Il était une fois, un reporter à Bouaké

Mai 2015. Je décidais de me rendre pour la première fois à Bouaké, l’ex-capitale de la rébellion ivoirienne. Par le passé, je n’aurais jamais imaginé fouler le sol de cette ville. La simple évocation de son nom suscitait en moi une peur bleue. Adolescent, j’ai entendu dire que Bouaké servait d’abri aux assaillants, au point d’en devenir leur capitale. Adolescent, j’ai entendu dire que Bouaké était le cimetière de milliers de personnes, un no man’s land où personne ne pouvait mettre les pieds. Une zone où on buvait le sang humain. Bref, une zone où l’horreur, la méchanceté, le désordre régnaient naturellement.

Mais après la crise post-électorale de 2011, les appels se sont multipliés pour faire renaître la deuxième plus grande ville de Côte d’Ivoire. Les appels se sont multipliés pour donner une autre chance à la « rebelle » de réintégrer la République ivoirienne.

Deux sentiments me submergeaient en tant que journaliste. D’une part, le doute sur la volonté de Bouaké d’avancer. D’autre part, l’excitation, l’envie de découvrir pour la première une ville en plein coeur de l’actualité de mon pays pendant ces dernières décennies.

Le matin du 12 Mai 2015, ma décision est prise. Je pars pour Bouaké. Dans ma besace, un calepin, un stylo, un enregistreur et un appareil photo. Je saute dans le premier car de 06H. Dans le véhicule, c’est le calme plein. Dans mon esprit, mille et une questions se bousculent. Je suis vite épuisé par le trajet. La route entre Yamoussoukro et Bouaké, à la différence de l’axe Abidjan-Yamoussoukro, est une voie partiellement dégradée en plus d’être étroite. Au total, quatre accidents se sont produits durant le trajet. Des accidents des plus banals aux plus graves avec des morts, des hommes coincés sous les décombres du car renversé. Imprudence, indiscipline des chauffeurs, mauvais état de la route sont les causes principales de ces tragédies. Espérons que la construction annoncée de l’autoroute Yamoussoukro-Bouaké vienne résoudre ce problème épineux.

C’est au coucher du soleil, à 18h05, que je franchis le seuil de l’ex-capitale de la rébellion. « Bienvenue ! » me lance un panneau d’affichage d’une agence de téléphonie mobile. À l’entrée c’est une ville presque déserte. Le corridor s’ouvre sur un bataillon du détachement militaire de l’Opération des Nations Unies en Côte d’Ivoire (ONUCI). Ces soldats de la paix sont stationnés à leur poste, comme guettant le premier ennemi qui va s’annoncer. Comme pour dire, qui prépare la paix, prépare aussi la guerre.
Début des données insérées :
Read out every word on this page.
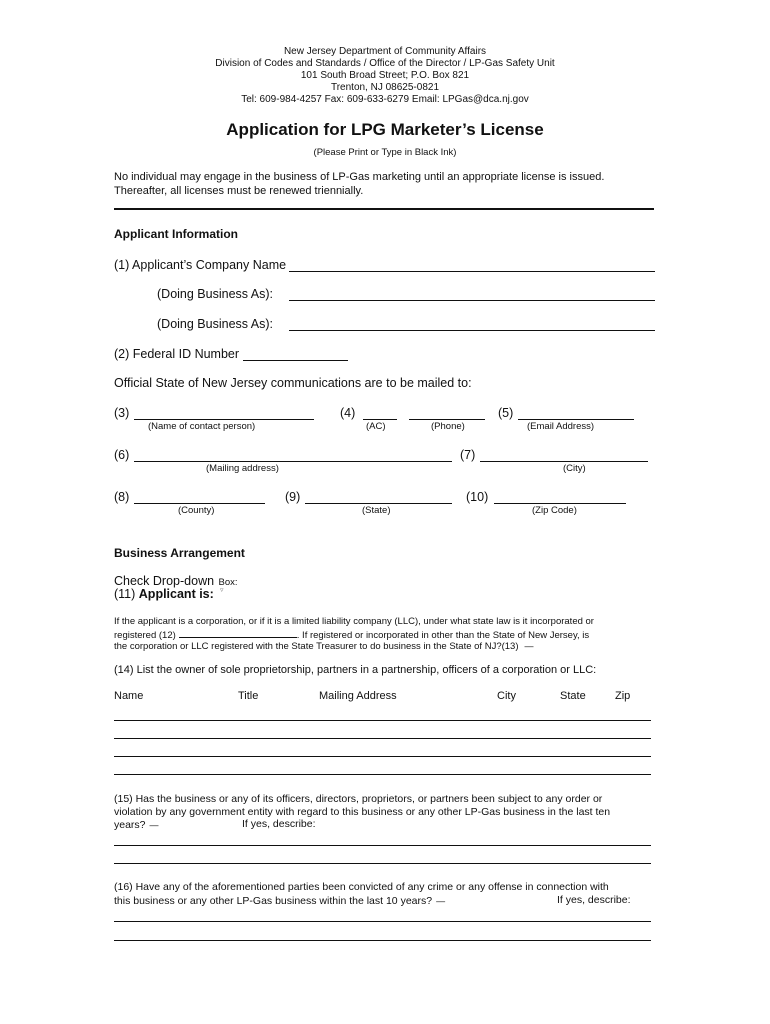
New Jersey Department of Community Affairs
Division of Codes and Standards / Office of the Director / LP-Gas Safety Unit
101 South Broad Street; P.O. Box 821
Trenton, NJ 08625-0821
Tel: 609-984-4257 Fax: 609-633-6279 Email: LPGas@dca.nj.gov
Application for LPG Marketer’s License
(Please Print or Type in Black Ink)
No individual may engage in the business of LP-Gas marketing until an appropriate license is issued.
Thereafter, all licenses must be renewed triennially.
Applicant Information
(1) Applicant’s Company Name
(Doing Business As):
(Doing Business As):
(2) Federal ID Number
Official State of New Jersey communications are to be mailed to:
(3)
(Name of contact person)
(4)
(AC)	(Phone)
(5)
(Email Address)
(6)
(Mailing address)
(7)
(City)
(8)
(County)
(9)
(State)
(10)
(Zip Code)
Business Arrangement
Check Drop-down Box:
(11) Applicant is: ▿
If the applicant is a corporation, or if it is a limited liability company (LLC), under what state law is it incorporated or
registered (12)	. If registered or incorporated in other than the State of New Jersey, is
the corporation or LLC registered with the State Treasurer to do business in the State of NJ?(13) —
(14) List the owner of sole proprietorship, partners in a partnership, officers of a corporation or LLC:
Name	Title	Mailing Address	City	State	Zip
(15) Has the business or any of its officers, directors, proprietors, or partners been subject to any order or
violation by any government entity with regard to this business or any other LP-Gas business in the last ten
years? —	If yes, describe:
(16) Have any of the aforementioned parties been convicted of any crime or any offense in connection with
this business or any other LP-Gas business within the last 10 years? —	If yes, describe:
Ces deux termes sont intimement liés quoi qu’on dise.

Je poursuis ma balade…Dans les coins et recoins de Bouaké, plane encore l’ombre de la guerre de 2002. À cette époque, le pays était divisé en deux. D’une part, le Nord contrôlé par les rebelles. D’autre part le Sud contrôlé par le pouvoir d’Abidjan. Au début de la guerre, les populations du Nord ont applaudi car, selon elles, se sentant rejetées, écartées du partage du « gâteau ». Après plusieurs mois de farouches combats et affrontements avec les forces loyalistes, Bouaké va être baptisée  capitale des « rebelles ». Cependant de la lueur d’espoir des populations de voir changer les choses, c’est la désillusion qui va finir par prendre place au fil des temps. Plus d’infrastructures, plus d’argent, plus de financement. L’argent n’aime pas le bruit, surtout pas le bruit des armes. Mais les armes circulent à gogo à Bouaké. Ça ne rassure pas les populations, et encore moins les investisseurs. Ainsi Bouaké se vide peu à peu de son beau monde d’antan, un virage déjà amorcé avec les déplacés de guerre, laissant presque une ville fantôme. L’éducation n’existe presque pas. L’université de Bouaké est délocalisée à Abidjan pour sauver l’année académique.

2002 – 2015. Plus de 12 ans après, Bouaké est toujours à la recherche de ses repères. La nature a horreur du vide. l’Etat de droit étant inexistant, toute sorte d’anarchie a poussé comme des graines de maïs : les taxi-motos, le trafic de drogue, le commerce anarchique, les coupeurs de route…

Certes, Bouaké est rentrée dans la république depuis la fin de la crise de 2011. Elle a fait allégeance au nouveau président Alassane Ouattara. Mais 4 ans plus tard, les choses avancent…difficilement. L’habitude est une seconde nature. Plus d’une décennie dans l’anarchie, Bouaké a du mal à se défaire de ses vieux démons.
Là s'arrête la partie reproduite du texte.